On 13 September 1939, Chaim Wurzel was imprisoned in Sachsenhausen concentration camp. His wife tried to secure his release by obtaining emigration papers through an aid organization. She wrote to his sister Chaja (whose married name was Knepel) in London, to where she had escaped with her daughters in May 1939. In her application for compensation, submitted in the late 1950s, Chaja Knepel states that she understood the cloaked message from her sister-in-law, which she received in November 1939 via Switzerland: “As the letter had been censored, this expression meant that he had been sent to a concentration camp.” On 9 February 1940, she received another letter from her sister-in-law stating that Chaim Wurzel would only be released if 200 dollars were made available for his emigration in a neutral foreign country. “As it was unfortunately not possible to deposit the money in a neutral country, we could not spare my brother his fate,” wrote Chaja Knepel.

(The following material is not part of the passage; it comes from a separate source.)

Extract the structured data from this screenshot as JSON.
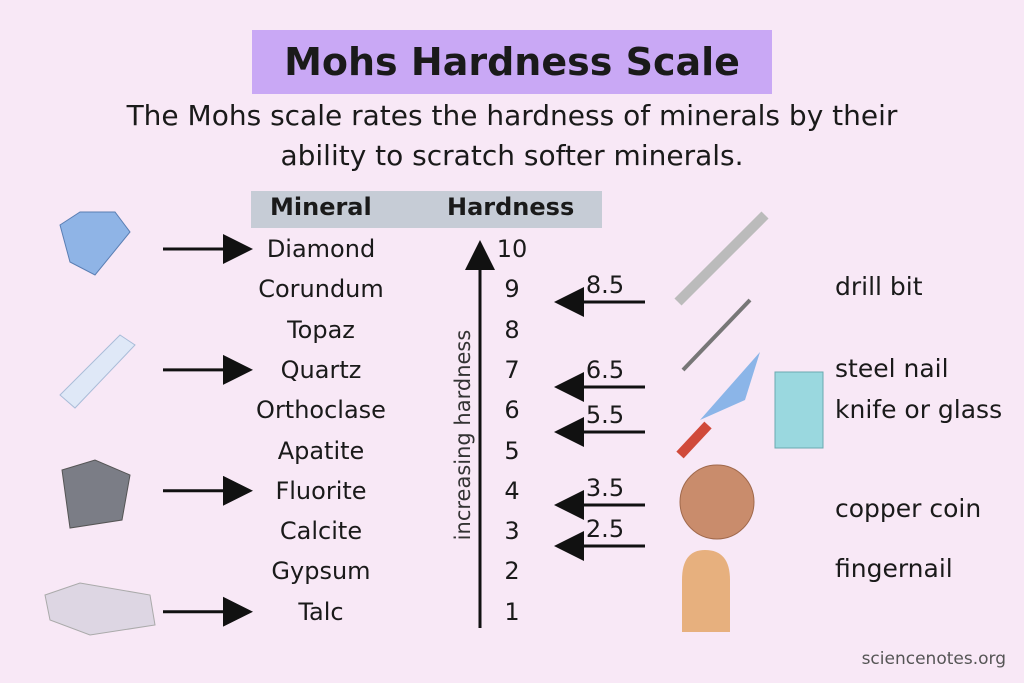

On 15 July 1940, Chaim Wurzel was murdered in Sachsenhausen. The official cause of death was recorded as severe cellulitis. Chaim Wurzel’s widow, his parents and his sister Rosa were also murdered. Rosa Wurzel was deported to Riga on 26 October 1942 and killed there three days later. His father Isaak Wurzel was deported on 26 January 1943 to Theresienstadt, where he died on 12 June 1943. His mother Rachela Wurzel was deported on 28 May 1943 to Theresienstadt. She died on 13 February 1944. His widow Selma was taken to Auschwitz on 6 March 1943 and murdered there on an unknown date.